I agree with your statements about “the Internet” and “electricity” helping make your computers more vulnerable, but that is a pointless argument because without them, I can’t use the computers any more, so is like saying that “if you don’t have computers, your computers are more secure”, or “if there where no cars, driving would be safer”, which makes no sense…
I have to disagree with the statement about “education”, *free* education makes your system *more* secure. Closed source is like a world where only a few have access to education…. in that world if you will be in inferiority with te people that has education, and also with the people that can learn by themselves. In a world with *free* education(open source) you aren’t in inferiority, of course you can ignore the education, but then you deserve to be inferior…
IMHO this is resumed in: Open source is equal to a fair playing field where nobody have advantage over your, closed source means that you are in inferiority because anybody can know better about your systems than you know yourself.
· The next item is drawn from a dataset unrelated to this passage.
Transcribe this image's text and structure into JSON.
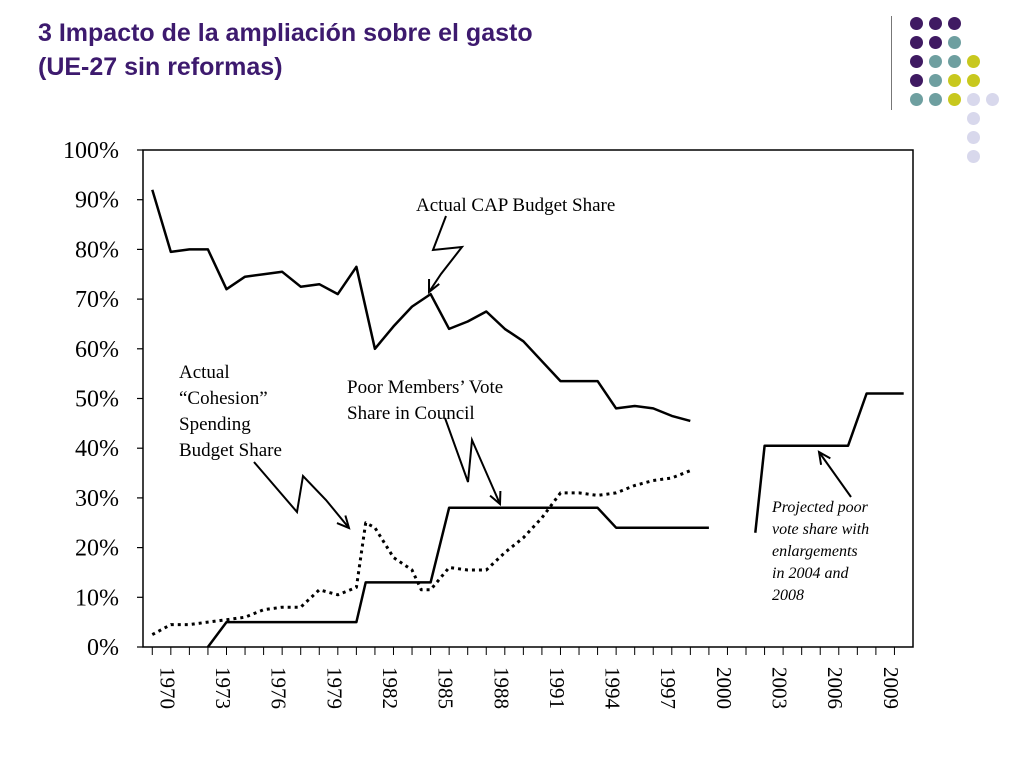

The danger is in *your* ignorance, not in others people knowledge.
I hope that after all this rambling I have made my point clearer…
\k
RE: Repeat what you want… By Anonymous
“One can take a look around and find open source operating systems and open source applications that are not anywhere near as secure as NT or other Microsoft apps.”
You can always find something worst, specially in this world filled with incompetent programmers, and incompetent programmers will produce broken code, doesn’t matter if open or closed, *but* if it’s open you will be able to spot it and don’t use it! No body forced you to use Lindows and shit like that… if it’s closed you will have a harder time figuring out how much the system sucks, because of course who produced it isn’t going to let you know.
IMHO people that write closed source code is too ashamed of how bad their code is, not that because you release it means that the code gets any better, but means that you aren’t afraid of being told that your code sucks, which probably means that it actually sucks less, and after all you will work harder to produce good code because you know that people will be able to see it and figure out how good programmers you are or are not.
IMHO: “Good programmers have *no* reason to hide their code away from their customers, they should be happy to show everybody how good they are.”
Any way, you will have a really hard time to find something more insecure than Win9x, open or closed…
I think I agree over all with your post, but how you present it IMHO is misleading and makes it almost FUD… not that people that assume that because something is OSS it should be 100% bug free is much better, but you can be sure that they will get what they deserve and their Mandrake boxes will be rooted pretty soon.
<
ant>
\k
no, tell me all about it…
I just fell off the turnip wagon just this morning…
it all boilds down to M$FT FUD & rhetoric, they will lie cheat & steal and possibly murder to gain market share…
M$FT rhetoric, M$FT rhetoric, M$FT rhetoric, M$FT rhetoric, M$FT rhetoric, M$FT rhetoric, M$FT rhetoric, M$FT rhetoric, M$FT rhetoric, M$FT rhetoric, M$FT rhetoric, M$FT rhetoric, M$FT rhetoric, M$FT rhetoric, M$FT rhetoric, M$FT rhetoric, M$FT rhetoric, M$FT rhetoric,
Nice article, as always, from the Economist. Its all about moderation and finding a middle point. A compromise. Perhaps a hybrid approach IS the way to go.
You *cannot* expect a company to make profit out of something that can be obtained for free. Companies must use open-source ‘cores’ and expand them with a nice end user feel. Just like StarOffice/OpenOffice or Mozilla/Netscape or Darwin/Mac OS X. The best example is probably MacOS X, since Netscape is giving its browser for free anyway, and StarOffice is not like a best-selling product.
I think hermetically closed source software is not a very nice thing to rely on, since it puts you in a dependance situation to the company or provider. If you use an Xserve as web server and Apple collapses, you will still have OS updates — just in the low level though. Darwin would still be alive.